PTFE is a resin having good heat resistance and good chemical resistance. A porous PTFE film having a uniform and fine pore diameter can be obtained by stretching a film which is prepared by molding fluororesin particles containing PTFE as a main component into a film and sintering the molded film. Since such a porous PTFE film is composed of a PTFE material, the porous PTFE film has good heat resistance and good chemical resistance. In addition, the porous PTFE film has a uniform and fine pore diameter and easily has a high porosity. Therefore, such a porous PTFE film is used as a filter for removing fine impurity particles from a liquid. For example, PTL 1 describes a combination (hereinafter referred to as “laminate”) of such a porous PTFE film and a porous body functioning as a support layer that supports the porous PTFE film, and a method for producing the laminate. Such a laminate is suitably used in, for example, the field of semiconductor manufacturing as a filter for removing foreign substances from an etchant, a cleaning liquid, etc.
Recently, fine processing has advanced in the field of semiconductor manufacturing. With the progress of fine-processing technologies, the dimensions of foreign substances that are desired to be removed from an etchant, a cleaning liquid, etc. have also been decreasing. Accordingly, reduction in the filter pore diameter is desirable, but reduction in the filter pore diameter decreases the treatment flow rate. Reduction in the thickness of a porous PTFE film for the purpose of maintaining the treatment flow rate decreases the mechanical strength of the film.
In the case where the laminate of a porous PTFE film and a support layer that supports the porous PTFE film, the laminate being described in PTL 1, is used as a filter, in order to obtain a large filtration area, the laminate is often arranged in a filtering device as a filter having a pleated shape.
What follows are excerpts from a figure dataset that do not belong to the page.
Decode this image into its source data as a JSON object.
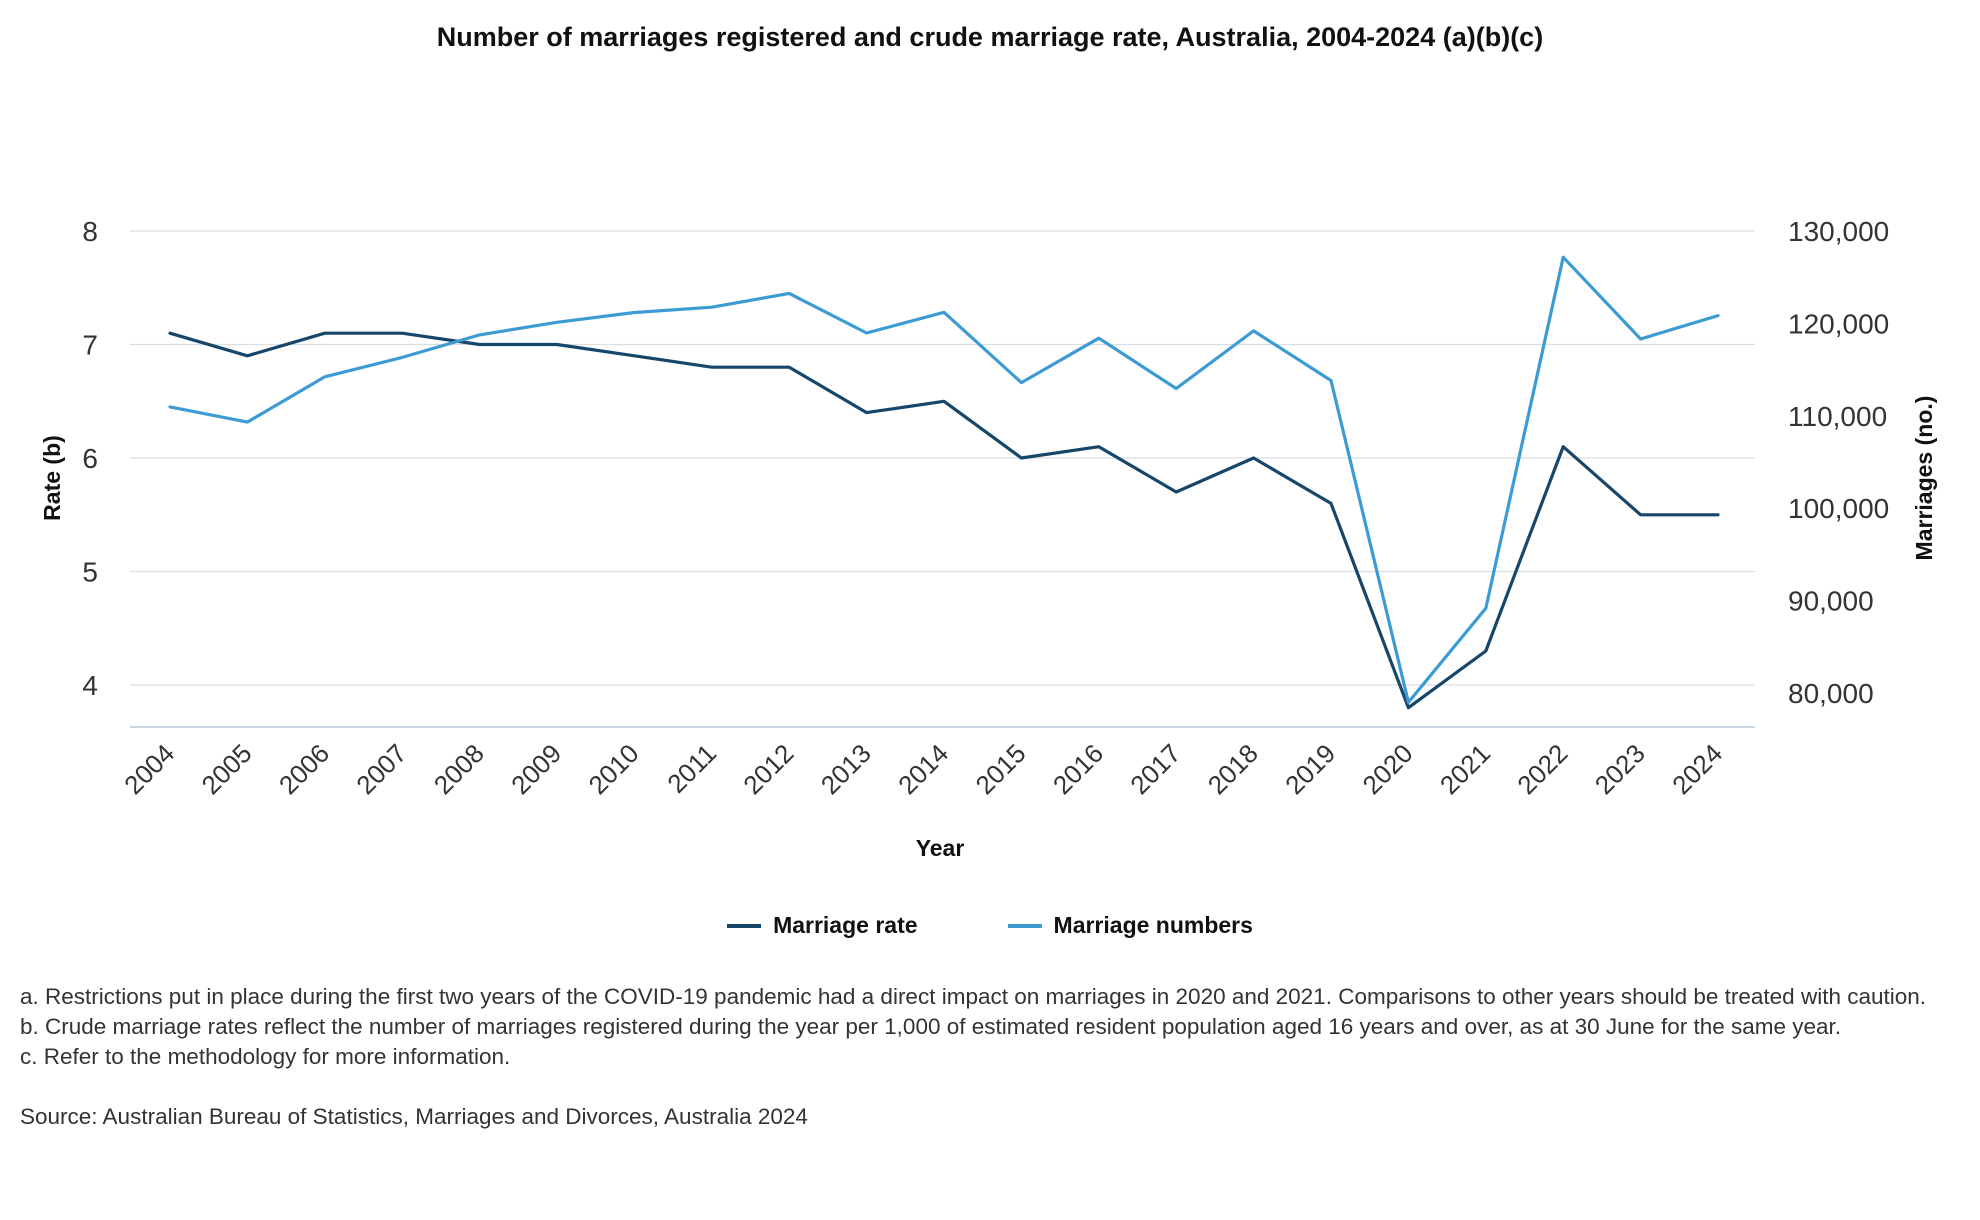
{
  "title": "Number of marriages registered and crude marriage rate, Australia, 2004-2024 (a)(b)(c)",
  "colors": {
    "rate": "#17466b",
    "numbers": "#3d9bd4",
    "grid": "#d9dee3",
    "axis": "#b8cad8"
  },
  "chart_data": {
    "type": "line",
    "categories": [
      "2004",
      "2005",
      "2006",
      "2007",
      "2008",
      "2009",
      "2010",
      "2011",
      "2012",
      "2013",
      "2014",
      "2015",
      "2016",
      "2017",
      "2018",
      "2019",
      "2020",
      "2021",
      "2022",
      "2023",
      "2024"
    ],
    "series": [
      {
        "name": "Marriage rate",
        "axis": "left",
        "values": [
          7.1,
          6.9,
          7.1,
          7.1,
          7.0,
          7.0,
          6.9,
          6.8,
          6.8,
          6.4,
          6.5,
          6.0,
          6.1,
          5.7,
          6.0,
          5.6,
          3.8,
          4.3,
          6.1,
          5.5,
          5.5
        ]
      },
      {
        "name": "Marriage numbers",
        "axis": "right",
        "values": [
          110958,
          109323,
          114222,
          116322,
          118756,
          120118,
          121176,
          121752,
          123244,
          118962,
          121197,
          113595,
          118401,
          112954,
          119188,
          113815,
          78989,
          89167,
          127161,
          118313,
          120848
        ]
      }
    ],
    "xlabel": "Year",
    "ylabel_left": "Rate (b)",
    "ylabel_right": "Marriages (no.)",
    "ylim_left": [
      3.6,
      8
    ],
    "ylim_right": [
      76500,
      130000
    ],
    "yticks_left": [
      "8",
      "7",
      "6",
      "5",
      "4"
    ],
    "yticks_right": [
      "130,000",
      "120,000",
      "110,000",
      "100,000",
      "90,000",
      "80,000"
    ],
    "grid": true,
    "legend_position": "bottom-center"
  },
  "legend": {
    "rate": "Marriage rate",
    "numbers": "Marriage numbers"
  },
  "notes": {
    "a": "a. Restrictions put in place during the first two years of the COVID-19 pandemic had a direct impact on marriages in 2020 and 2021. Comparisons to other years should be treated with caution.",
    "b": "b. Crude marriage rates reflect the number of marriages registered during the year per 1,000 of estimated resident population aged 16 years and over, as at 30 June for the same year.",
    "c": "c. Refer to the methodology for more information.",
    "source": "Source: Australian Bureau of Statistics, Marriages and Divorces, Australia 2024"
  }
}
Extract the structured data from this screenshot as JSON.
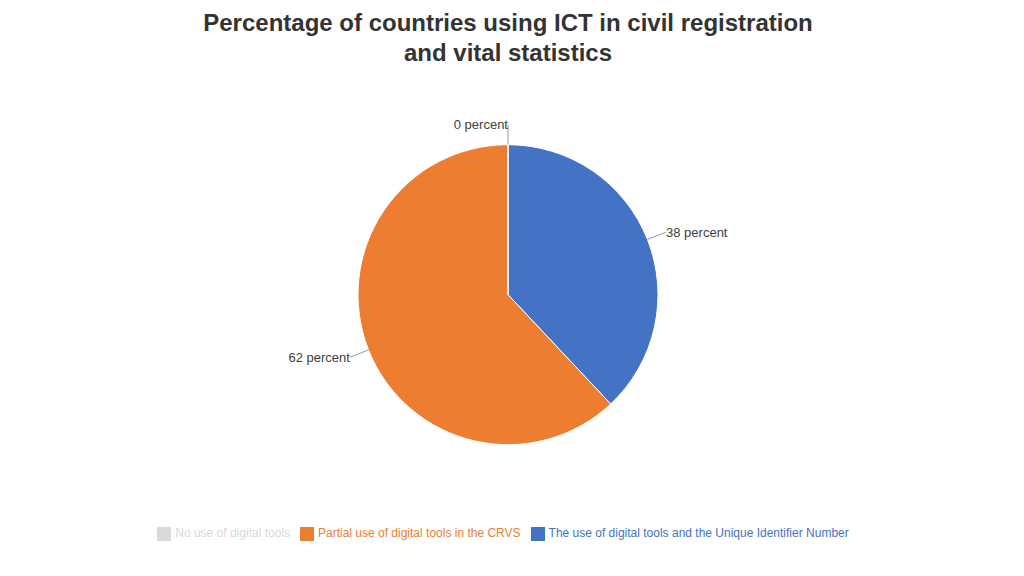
{
  "chart_data": {
    "type": "pie",
    "title": "Percentage of countries using ICT in civil registration\nand vital statistics",
    "categories": [
      "The use of digital tools and the Unique Identifier Number",
      "Partial use of digital tools in the CRVS",
      "No use of digital tools"
    ],
    "values": [
      38,
      62,
      0.0001
    ],
    "value_labels": [
      "38 percent",
      "62 percent",
      "0 percent"
    ],
    "colors": [
      "#4472c4",
      "#ed7d31",
      "#d9d9d9"
    ],
    "data_labels": true,
    "legend": "bottom"
  }
}
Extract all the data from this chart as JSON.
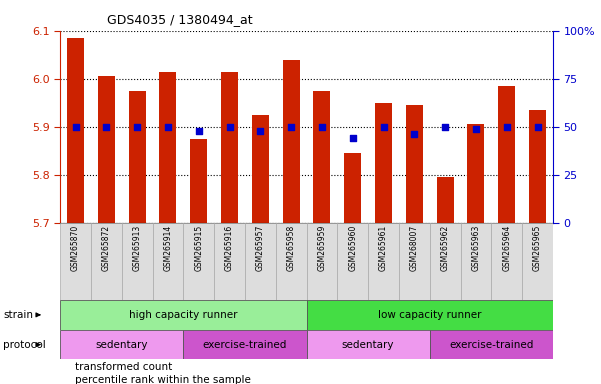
{
  "title": "GDS4035 / 1380494_at",
  "samples": [
    "GSM265870",
    "GSM265872",
    "GSM265913",
    "GSM265914",
    "GSM265915",
    "GSM265916",
    "GSM265957",
    "GSM265958",
    "GSM265959",
    "GSM265960",
    "GSM265961",
    "GSM268007",
    "GSM265962",
    "GSM265963",
    "GSM265964",
    "GSM265965"
  ],
  "bar_values": [
    6.085,
    6.005,
    5.975,
    6.015,
    5.875,
    6.015,
    5.925,
    6.04,
    5.975,
    5.845,
    5.95,
    5.945,
    5.795,
    5.905,
    5.985,
    5.935
  ],
  "percentile_values": [
    50,
    50,
    50,
    50,
    48,
    50,
    48,
    50,
    50,
    44,
    50,
    46,
    50,
    49,
    50,
    50
  ],
  "ylim_left": [
    5.7,
    6.1
  ],
  "ylim_right": [
    0,
    100
  ],
  "yticks_left": [
    5.7,
    5.8,
    5.9,
    6.0,
    6.1
  ],
  "yticks_right": [
    0,
    25,
    50,
    75,
    100
  ],
  "ytick_labels_right": [
    "0",
    "25",
    "50",
    "75",
    "100%"
  ],
  "bar_color": "#cc2200",
  "dot_color": "#0000cc",
  "bar_bottom": 5.7,
  "strain_groups": [
    {
      "label": "high capacity runner",
      "start": 0,
      "end": 8,
      "color": "#99ee99"
    },
    {
      "label": "low capacity runner",
      "start": 8,
      "end": 16,
      "color": "#44dd44"
    }
  ],
  "protocol_groups": [
    {
      "label": "sedentary",
      "start": 0,
      "end": 4,
      "color": "#ee99ee"
    },
    {
      "label": "exercise-trained",
      "start": 4,
      "end": 8,
      "color": "#cc55cc"
    },
    {
      "label": "sedentary",
      "start": 8,
      "end": 12,
      "color": "#ee99ee"
    },
    {
      "label": "exercise-trained",
      "start": 12,
      "end": 16,
      "color": "#cc55cc"
    }
  ],
  "left_axis_color": "#cc2200",
  "right_axis_color": "#0000cc",
  "legend_items": [
    {
      "label": "transformed count",
      "color": "#cc2200"
    },
    {
      "label": "percentile rank within the sample",
      "color": "#0000cc"
    }
  ]
}
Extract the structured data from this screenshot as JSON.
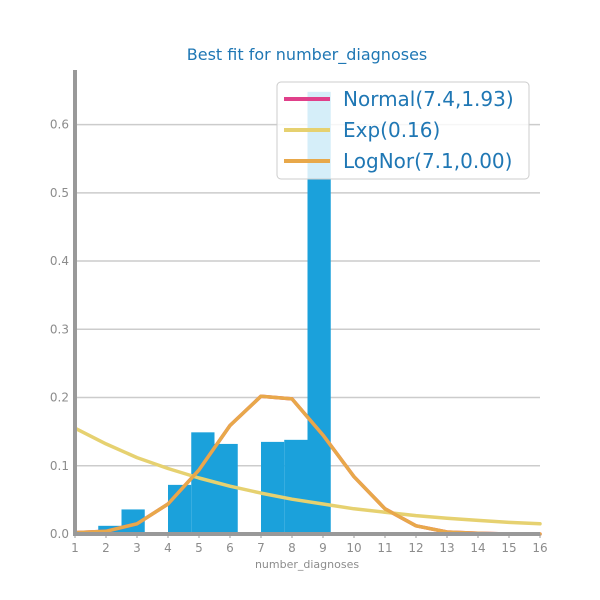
{
  "chart_data": {
    "type": "bar",
    "title": "Best fit for number_diagnoses",
    "xlabel": "number_diagnoses",
    "ylabel": "",
    "xlim": [
      1,
      16
    ],
    "ylim": [
      0,
      0.68
    ],
    "x_ticks": [
      1,
      2,
      3,
      4,
      5,
      6,
      7,
      8,
      9,
      10,
      11,
      12,
      13,
      14,
      15,
      16
    ],
    "y_ticks": [
      0.0,
      0.1,
      0.2,
      0.3,
      0.4,
      0.5,
      0.6
    ],
    "grid": true,
    "legend_position": "top-right",
    "histogram": {
      "bins": [
        {
          "x0": 1.0,
          "x1": 1.75,
          "value": 0.0
        },
        {
          "x0": 1.75,
          "x1": 2.5,
          "value": 0.012
        },
        {
          "x0": 2.5,
          "x1": 3.25,
          "value": 0.036
        },
        {
          "x0": 3.25,
          "x1": 4.0,
          "value": 0.0
        },
        {
          "x0": 4.0,
          "x1": 4.75,
          "value": 0.072
        },
        {
          "x0": 4.75,
          "x1": 5.5,
          "value": 0.149
        },
        {
          "x0": 5.5,
          "x1": 6.25,
          "value": 0.132
        },
        {
          "x0": 6.25,
          "x1": 7.0,
          "value": 0.0
        },
        {
          "x0": 7.0,
          "x1": 7.75,
          "value": 0.135
        },
        {
          "x0": 7.75,
          "x1": 8.5,
          "value": 0.138
        },
        {
          "x0": 8.5,
          "x1": 9.25,
          "value": 0.648
        }
      ]
    },
    "series": [
      {
        "name": "Normal(7.4,1.93)",
        "type": "line",
        "x": [
          1,
          2,
          3,
          4,
          5,
          6,
          7,
          8,
          9,
          10,
          11,
          12,
          13,
          14,
          15,
          16
        ],
        "values": [
          0.002,
          0.004,
          0.015,
          0.044,
          0.094,
          0.159,
          0.202,
          0.198,
          0.145,
          0.084,
          0.037,
          0.012,
          0.003,
          0.001,
          0.0,
          0.0
        ]
      },
      {
        "name": "Exp(0.16)",
        "type": "line",
        "x": [
          1,
          2,
          3,
          4,
          5,
          6,
          7,
          8,
          9,
          10,
          11,
          12,
          13,
          14,
          15,
          16
        ],
        "values": [
          0.155,
          0.132,
          0.112,
          0.096,
          0.082,
          0.07,
          0.06,
          0.051,
          0.044,
          0.037,
          0.032,
          0.027,
          0.023,
          0.02,
          0.017,
          0.015
        ]
      },
      {
        "name": "LogNor(7.1,0.00)",
        "type": "line",
        "x": [
          1,
          2,
          3,
          4,
          5,
          6,
          7,
          8,
          9,
          10,
          11,
          12,
          13,
          14,
          15,
          16
        ],
        "values": [
          0.002,
          0.004,
          0.015,
          0.044,
          0.094,
          0.159,
          0.202,
          0.198,
          0.145,
          0.084,
          0.037,
          0.012,
          0.003,
          0.001,
          0.0,
          0.0
        ]
      }
    ]
  },
  "colors": {
    "bars": "#1ba1db",
    "normal": "#e0408a",
    "exp": "#e6d170",
    "lognormal": "#e8a84a",
    "grid": "#cccccc",
    "axis": "#999999",
    "title": "#1f77b4"
  }
}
However, there may be a problem in that, in folded portions of the pleats, leakage due to breakage of the porous PTFE film and expansion of the pore diameter of the porous PTFE film easily occur. Accordingly, development of technologies for reinforcing the laminate of a porous PTFE film and a support layer, the laminate being described in PTL 1, has been desired so that the laminate has good mechanical strength and can maintain heat resistance and chemical resistance, which are originally possessed by a PTFE film, while maintaining a fine pore diameter and a high treatment flow rate.
The reinforcement of a laminate of a porous PTFE film and a support layer that supports the porous PTFE film is achieved by a porous reinforcement layer. A widely used filter is a composite to which a mechanical strength is provided by laminating such a reinforcement layer on a porous PTFE film of a laminate including the porous PTFE film and a support layer. The reinforcement layer is a relatively thick film because the layer has a good mechanical strength, whereas the reinforcement layer is a porous film having a larger pore diameter than the porous PTFE film so as not to decrease the treatment flow rate of filtration.
Bonding between the reinforcement layer and the porous PTFE film is performed by, for example, a method in which the reinforcement layer and the porous PTFE film are simply laminated, and the resulting laminate is then fusion-bonded by heating to a melting point of PTFE or higher, or a method in which the reinforcement layer is bonded by using, as an adhesive, a tetrafluoroethylene-perfluoroalkyl vinyl ether copolymer (PFA), a tetrafluoroethylene-hexafluoropropylene copolymer (FEP), or the like. In the case where an adhesive is used, bonding is performed by providing a layer of a dispersion of PFA, FEP, or the like between the reinforcement layer and the porous PTFE film, and melting the PFA, FEP, or the like by heating. Accordingly, also in this case, heating to a temperature equal to or higher than a melting point of PFA, FEP, or the like is necessary for bonding.